Remember the concept of hedonic adaptation? Regardless of our circumstances, we tend to revert to much the same level of contentment. That may sound like doom: are we destined to stay in the pits?
No, because the level of hedonic adaptation can move. This was shown by Sonja Lyuobomirsky, who also reviewed lots of research by others. She demonstrated that what people do influences their long term wellbeing. Remember, Socrates said, “Seem the man you wish to be.”
For 20 years, I was OK, most of the time. A trigger would come along, and I’d crash. Then, I used a few of the tools I’ve outlined above to climb out of the pit again — until the next crash.
Without realizing it, however, during this time I was also doing many of the things that lift long term mood, as shown by later research into positive psychology. This time, rather than reinventing the wheel, I invented it before others, without knowing that there was such a thing. My little changes added up, and it’ll be my joy if they do the same for you.
I am still an introvert; a loner by choice. My conversation is fine if I have something to talk about: it’s information, not lubrication. I enjoy beauty, laugh at jokes, love children, whom I see as human puppies. Because I want a future for them, and a future worth living in, I’m a passionate environmental and humanitarian activist, and a Professional Grandfather.
I end up on the committee of every group I join, and revel in the fact that, wherever I go, people value my help and advice. In my one remaining paying activity, I am as much a teacher as an editor, doing my best to give more value than the money I receive. Everything I do is aimed at transforming a global culture of greed and conflict into one of compassion and cooperation, for two reasons: it’s a better world to live in, and it’s the path to survival for all complex life on earth.
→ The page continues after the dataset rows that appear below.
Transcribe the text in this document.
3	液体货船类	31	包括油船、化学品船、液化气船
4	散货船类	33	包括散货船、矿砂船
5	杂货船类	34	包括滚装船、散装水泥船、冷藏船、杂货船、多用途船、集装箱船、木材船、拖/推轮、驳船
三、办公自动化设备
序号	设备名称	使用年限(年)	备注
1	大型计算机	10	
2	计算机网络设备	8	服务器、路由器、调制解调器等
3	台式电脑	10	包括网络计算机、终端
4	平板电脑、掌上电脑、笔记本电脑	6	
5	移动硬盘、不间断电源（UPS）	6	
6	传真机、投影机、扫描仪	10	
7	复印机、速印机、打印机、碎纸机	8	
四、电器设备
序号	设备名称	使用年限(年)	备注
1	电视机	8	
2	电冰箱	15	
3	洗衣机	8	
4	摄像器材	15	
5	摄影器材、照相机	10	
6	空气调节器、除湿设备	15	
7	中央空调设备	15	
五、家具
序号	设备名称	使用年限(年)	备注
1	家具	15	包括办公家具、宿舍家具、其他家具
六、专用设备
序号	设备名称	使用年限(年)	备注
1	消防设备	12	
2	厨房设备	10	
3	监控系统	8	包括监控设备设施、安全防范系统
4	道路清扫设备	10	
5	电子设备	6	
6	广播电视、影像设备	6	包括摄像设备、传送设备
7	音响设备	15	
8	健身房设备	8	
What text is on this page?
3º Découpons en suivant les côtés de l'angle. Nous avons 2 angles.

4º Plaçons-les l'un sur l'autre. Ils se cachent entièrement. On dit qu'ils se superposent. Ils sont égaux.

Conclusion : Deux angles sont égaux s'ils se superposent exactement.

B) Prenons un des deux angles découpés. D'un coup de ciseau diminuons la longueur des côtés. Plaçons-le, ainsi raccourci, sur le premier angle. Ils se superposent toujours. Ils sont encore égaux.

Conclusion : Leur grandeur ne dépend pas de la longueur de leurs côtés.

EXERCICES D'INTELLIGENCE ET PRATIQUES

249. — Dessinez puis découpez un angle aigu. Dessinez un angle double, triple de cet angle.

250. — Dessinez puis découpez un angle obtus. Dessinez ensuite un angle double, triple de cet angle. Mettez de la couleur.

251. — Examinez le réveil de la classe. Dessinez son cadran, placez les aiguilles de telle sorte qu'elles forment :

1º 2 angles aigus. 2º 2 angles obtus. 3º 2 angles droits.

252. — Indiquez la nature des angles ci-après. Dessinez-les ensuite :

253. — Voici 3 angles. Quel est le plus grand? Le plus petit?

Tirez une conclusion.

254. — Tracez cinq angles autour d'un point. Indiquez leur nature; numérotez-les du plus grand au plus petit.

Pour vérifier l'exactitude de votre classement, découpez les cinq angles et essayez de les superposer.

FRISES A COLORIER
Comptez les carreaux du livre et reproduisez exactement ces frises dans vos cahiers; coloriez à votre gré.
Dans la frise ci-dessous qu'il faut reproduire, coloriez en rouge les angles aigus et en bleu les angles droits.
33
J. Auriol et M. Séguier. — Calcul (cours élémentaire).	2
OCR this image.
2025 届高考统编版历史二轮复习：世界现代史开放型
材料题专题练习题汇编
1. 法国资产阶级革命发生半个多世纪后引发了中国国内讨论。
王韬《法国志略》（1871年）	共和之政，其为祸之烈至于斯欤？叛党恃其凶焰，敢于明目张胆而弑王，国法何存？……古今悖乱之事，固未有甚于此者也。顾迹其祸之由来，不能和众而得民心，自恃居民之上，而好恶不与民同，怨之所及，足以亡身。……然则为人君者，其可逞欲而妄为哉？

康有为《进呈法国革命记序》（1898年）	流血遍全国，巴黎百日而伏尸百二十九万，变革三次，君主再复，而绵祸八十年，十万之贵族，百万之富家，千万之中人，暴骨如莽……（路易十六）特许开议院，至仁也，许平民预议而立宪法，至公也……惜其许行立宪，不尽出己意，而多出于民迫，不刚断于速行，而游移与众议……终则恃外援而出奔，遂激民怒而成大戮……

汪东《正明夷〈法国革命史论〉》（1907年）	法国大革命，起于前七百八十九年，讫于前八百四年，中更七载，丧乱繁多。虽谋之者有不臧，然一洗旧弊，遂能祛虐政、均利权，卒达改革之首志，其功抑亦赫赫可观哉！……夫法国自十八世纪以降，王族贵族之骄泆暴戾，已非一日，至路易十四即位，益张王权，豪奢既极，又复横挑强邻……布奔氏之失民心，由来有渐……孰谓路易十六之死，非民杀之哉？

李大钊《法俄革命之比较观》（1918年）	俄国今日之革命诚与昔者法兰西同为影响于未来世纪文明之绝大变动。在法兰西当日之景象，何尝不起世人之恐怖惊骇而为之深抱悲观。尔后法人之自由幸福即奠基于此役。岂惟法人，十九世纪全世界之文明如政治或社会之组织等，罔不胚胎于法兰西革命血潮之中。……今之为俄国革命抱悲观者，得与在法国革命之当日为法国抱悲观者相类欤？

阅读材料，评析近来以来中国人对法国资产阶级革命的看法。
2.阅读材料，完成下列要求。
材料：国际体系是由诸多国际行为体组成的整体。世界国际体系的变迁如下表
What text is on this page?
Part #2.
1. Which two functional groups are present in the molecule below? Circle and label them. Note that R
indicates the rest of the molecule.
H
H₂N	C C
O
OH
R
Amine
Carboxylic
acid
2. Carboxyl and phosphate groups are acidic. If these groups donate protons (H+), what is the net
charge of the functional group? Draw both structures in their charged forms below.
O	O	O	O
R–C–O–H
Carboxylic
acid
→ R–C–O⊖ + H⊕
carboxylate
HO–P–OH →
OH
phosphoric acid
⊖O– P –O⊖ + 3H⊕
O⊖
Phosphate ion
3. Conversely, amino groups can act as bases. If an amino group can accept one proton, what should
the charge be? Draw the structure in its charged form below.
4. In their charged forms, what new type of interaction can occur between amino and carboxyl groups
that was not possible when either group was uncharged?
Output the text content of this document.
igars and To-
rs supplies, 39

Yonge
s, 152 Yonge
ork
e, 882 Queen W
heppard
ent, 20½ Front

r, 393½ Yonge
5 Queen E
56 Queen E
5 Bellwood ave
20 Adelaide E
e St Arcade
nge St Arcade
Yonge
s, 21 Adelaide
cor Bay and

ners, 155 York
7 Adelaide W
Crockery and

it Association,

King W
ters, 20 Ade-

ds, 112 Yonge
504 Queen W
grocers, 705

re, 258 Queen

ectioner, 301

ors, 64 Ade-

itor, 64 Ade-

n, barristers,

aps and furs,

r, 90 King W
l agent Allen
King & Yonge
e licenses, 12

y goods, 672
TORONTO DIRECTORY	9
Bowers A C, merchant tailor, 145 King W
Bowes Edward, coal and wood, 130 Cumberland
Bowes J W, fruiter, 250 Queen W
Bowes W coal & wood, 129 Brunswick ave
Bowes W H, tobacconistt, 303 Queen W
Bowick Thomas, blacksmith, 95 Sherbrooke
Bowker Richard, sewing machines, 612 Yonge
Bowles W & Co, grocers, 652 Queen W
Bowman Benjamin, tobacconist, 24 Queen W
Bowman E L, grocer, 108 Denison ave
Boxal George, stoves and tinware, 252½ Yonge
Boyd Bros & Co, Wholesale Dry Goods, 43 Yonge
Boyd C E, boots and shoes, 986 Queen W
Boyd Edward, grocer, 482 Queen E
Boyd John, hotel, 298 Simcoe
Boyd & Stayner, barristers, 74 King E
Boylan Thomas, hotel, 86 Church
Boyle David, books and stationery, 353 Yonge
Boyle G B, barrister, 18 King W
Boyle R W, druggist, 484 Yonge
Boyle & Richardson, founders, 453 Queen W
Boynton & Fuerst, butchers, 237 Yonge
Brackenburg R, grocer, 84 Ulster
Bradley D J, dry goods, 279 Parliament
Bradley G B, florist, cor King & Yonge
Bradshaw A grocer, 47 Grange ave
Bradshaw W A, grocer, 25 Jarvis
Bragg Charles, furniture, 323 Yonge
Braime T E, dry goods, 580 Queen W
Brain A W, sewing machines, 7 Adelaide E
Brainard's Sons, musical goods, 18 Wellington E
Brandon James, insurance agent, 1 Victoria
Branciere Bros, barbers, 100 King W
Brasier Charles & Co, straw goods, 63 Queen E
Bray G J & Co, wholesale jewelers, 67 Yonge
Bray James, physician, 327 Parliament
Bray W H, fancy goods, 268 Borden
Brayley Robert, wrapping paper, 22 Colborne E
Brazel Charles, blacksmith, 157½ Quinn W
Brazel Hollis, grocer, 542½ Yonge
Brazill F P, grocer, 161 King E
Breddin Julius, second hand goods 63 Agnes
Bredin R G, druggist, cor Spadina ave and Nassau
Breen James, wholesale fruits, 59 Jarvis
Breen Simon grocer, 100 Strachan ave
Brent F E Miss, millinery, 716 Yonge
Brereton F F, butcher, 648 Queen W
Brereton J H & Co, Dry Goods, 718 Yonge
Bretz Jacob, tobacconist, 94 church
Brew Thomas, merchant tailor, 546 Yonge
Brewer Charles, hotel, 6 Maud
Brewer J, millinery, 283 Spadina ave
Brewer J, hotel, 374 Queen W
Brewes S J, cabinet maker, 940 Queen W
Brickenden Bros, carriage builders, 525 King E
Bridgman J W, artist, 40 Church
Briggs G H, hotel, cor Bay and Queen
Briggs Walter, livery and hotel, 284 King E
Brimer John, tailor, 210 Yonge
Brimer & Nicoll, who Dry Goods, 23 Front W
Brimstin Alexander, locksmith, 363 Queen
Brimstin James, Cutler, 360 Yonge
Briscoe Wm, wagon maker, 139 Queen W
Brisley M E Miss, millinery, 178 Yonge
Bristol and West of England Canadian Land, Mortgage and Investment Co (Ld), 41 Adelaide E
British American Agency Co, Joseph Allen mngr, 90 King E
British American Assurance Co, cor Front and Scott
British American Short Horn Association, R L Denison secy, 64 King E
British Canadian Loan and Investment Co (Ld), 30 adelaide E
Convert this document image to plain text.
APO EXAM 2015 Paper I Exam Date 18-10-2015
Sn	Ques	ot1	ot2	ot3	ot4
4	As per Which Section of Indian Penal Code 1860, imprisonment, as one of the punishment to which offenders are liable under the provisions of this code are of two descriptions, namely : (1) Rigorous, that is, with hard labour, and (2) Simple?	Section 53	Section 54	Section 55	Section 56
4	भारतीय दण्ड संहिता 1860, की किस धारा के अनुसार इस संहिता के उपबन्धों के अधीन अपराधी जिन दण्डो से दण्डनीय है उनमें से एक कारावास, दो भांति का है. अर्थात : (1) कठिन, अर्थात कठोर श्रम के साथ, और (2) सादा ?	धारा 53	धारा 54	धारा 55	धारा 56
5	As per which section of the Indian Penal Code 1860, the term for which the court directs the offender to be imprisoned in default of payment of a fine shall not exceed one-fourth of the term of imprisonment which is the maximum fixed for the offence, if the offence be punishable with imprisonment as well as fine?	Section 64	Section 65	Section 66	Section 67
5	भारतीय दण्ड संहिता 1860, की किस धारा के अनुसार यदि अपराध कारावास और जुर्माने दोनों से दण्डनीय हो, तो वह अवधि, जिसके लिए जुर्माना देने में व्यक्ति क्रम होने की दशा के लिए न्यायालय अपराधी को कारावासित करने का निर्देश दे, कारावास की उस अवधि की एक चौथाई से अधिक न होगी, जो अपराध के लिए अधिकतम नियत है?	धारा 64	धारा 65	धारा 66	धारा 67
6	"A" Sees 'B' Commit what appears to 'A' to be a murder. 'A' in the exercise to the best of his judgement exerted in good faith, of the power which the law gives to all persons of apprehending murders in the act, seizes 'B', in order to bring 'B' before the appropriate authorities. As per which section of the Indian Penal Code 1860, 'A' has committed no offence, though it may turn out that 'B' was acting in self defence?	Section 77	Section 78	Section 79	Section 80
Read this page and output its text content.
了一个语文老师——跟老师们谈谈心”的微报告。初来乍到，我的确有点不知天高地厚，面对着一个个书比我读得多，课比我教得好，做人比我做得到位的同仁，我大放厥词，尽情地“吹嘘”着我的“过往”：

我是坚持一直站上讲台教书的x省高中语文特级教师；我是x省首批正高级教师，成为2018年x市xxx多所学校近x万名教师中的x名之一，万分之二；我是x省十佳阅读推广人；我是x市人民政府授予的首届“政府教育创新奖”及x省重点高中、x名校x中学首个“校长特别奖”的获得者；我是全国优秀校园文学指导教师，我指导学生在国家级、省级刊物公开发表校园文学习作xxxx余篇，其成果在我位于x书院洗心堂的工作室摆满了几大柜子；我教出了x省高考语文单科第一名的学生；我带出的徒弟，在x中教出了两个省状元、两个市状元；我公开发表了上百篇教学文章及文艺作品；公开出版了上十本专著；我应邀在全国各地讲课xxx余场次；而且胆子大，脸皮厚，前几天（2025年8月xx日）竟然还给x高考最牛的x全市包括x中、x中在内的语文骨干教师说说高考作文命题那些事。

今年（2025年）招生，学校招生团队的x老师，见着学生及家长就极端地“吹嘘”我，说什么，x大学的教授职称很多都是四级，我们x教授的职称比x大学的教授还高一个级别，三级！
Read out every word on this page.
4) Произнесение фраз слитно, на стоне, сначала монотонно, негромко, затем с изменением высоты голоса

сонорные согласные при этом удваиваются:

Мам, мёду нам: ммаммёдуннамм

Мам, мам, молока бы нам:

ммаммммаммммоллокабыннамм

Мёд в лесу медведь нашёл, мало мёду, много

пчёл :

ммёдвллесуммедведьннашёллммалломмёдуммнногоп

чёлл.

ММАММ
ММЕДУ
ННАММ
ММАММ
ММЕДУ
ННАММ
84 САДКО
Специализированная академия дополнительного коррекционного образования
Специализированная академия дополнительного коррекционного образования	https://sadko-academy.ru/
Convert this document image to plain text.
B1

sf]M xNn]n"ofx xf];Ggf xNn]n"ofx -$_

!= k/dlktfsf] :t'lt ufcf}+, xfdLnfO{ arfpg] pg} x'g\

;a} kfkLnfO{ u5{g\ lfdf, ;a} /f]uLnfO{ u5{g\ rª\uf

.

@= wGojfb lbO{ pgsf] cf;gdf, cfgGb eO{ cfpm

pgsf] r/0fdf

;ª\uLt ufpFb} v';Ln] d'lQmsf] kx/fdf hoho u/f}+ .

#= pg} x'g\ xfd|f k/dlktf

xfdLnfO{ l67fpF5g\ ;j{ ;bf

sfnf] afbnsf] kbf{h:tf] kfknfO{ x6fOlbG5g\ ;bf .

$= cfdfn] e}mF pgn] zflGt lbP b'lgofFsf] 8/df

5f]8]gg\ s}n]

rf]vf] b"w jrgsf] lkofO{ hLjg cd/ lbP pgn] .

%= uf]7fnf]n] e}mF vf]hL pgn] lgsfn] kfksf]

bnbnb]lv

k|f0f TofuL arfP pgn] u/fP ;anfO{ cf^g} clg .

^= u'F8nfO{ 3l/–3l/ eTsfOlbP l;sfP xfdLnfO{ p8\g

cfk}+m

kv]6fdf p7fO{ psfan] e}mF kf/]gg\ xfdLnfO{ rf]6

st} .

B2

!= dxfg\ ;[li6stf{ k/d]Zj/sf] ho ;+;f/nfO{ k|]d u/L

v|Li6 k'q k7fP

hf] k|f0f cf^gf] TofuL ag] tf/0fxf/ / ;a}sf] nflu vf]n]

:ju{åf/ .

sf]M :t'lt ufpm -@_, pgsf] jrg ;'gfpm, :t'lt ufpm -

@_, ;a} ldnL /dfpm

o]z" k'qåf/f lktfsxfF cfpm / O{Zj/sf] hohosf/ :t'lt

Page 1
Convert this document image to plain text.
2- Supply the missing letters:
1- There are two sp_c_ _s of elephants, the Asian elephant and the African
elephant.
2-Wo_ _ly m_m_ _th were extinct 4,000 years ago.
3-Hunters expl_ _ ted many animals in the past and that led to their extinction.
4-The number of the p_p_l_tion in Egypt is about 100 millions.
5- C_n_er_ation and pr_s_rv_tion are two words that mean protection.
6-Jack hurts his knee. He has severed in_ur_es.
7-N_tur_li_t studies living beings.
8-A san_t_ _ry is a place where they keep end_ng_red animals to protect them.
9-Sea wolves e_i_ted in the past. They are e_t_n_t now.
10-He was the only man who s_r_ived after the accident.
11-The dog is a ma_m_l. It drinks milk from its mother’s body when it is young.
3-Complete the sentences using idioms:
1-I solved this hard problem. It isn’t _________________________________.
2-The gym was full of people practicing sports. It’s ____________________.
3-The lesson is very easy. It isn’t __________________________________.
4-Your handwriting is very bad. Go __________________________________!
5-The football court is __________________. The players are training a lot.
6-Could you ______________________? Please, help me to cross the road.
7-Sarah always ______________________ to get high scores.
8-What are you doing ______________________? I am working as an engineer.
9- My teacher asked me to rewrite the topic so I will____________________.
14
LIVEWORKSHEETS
This gives me meaning and purpose, which in turn makes life worthwhile, whatever happens to me personally. I follow Mother Teresa’s advice to help one person at a time, and to choose the one nearest to me.
I get a lot of pleasure out of physical exercise, though it’s a mere shadow of what I could do ten years ago. And writing is the chocolate icing on the cake of life.
As a depressed young fellow, I compulsively helped others, as a distraction from my own woes, and I guess to try to buy affection and belonging. Now, I am of service to others, the only reason being that it gives me satisfaction. The more you give, the more you get. Decades ago, I replaced thoughts like “Oh, I wish I was dead!” with a different kind: “It’s OK if I die tonight, and it’s OK if I live another twenty years. It’s how well, not how long.” I’d still be happy not to be a human, on this crazy planet, being forced to witness all the suffering, but this is compassion for others, not sadness for myself.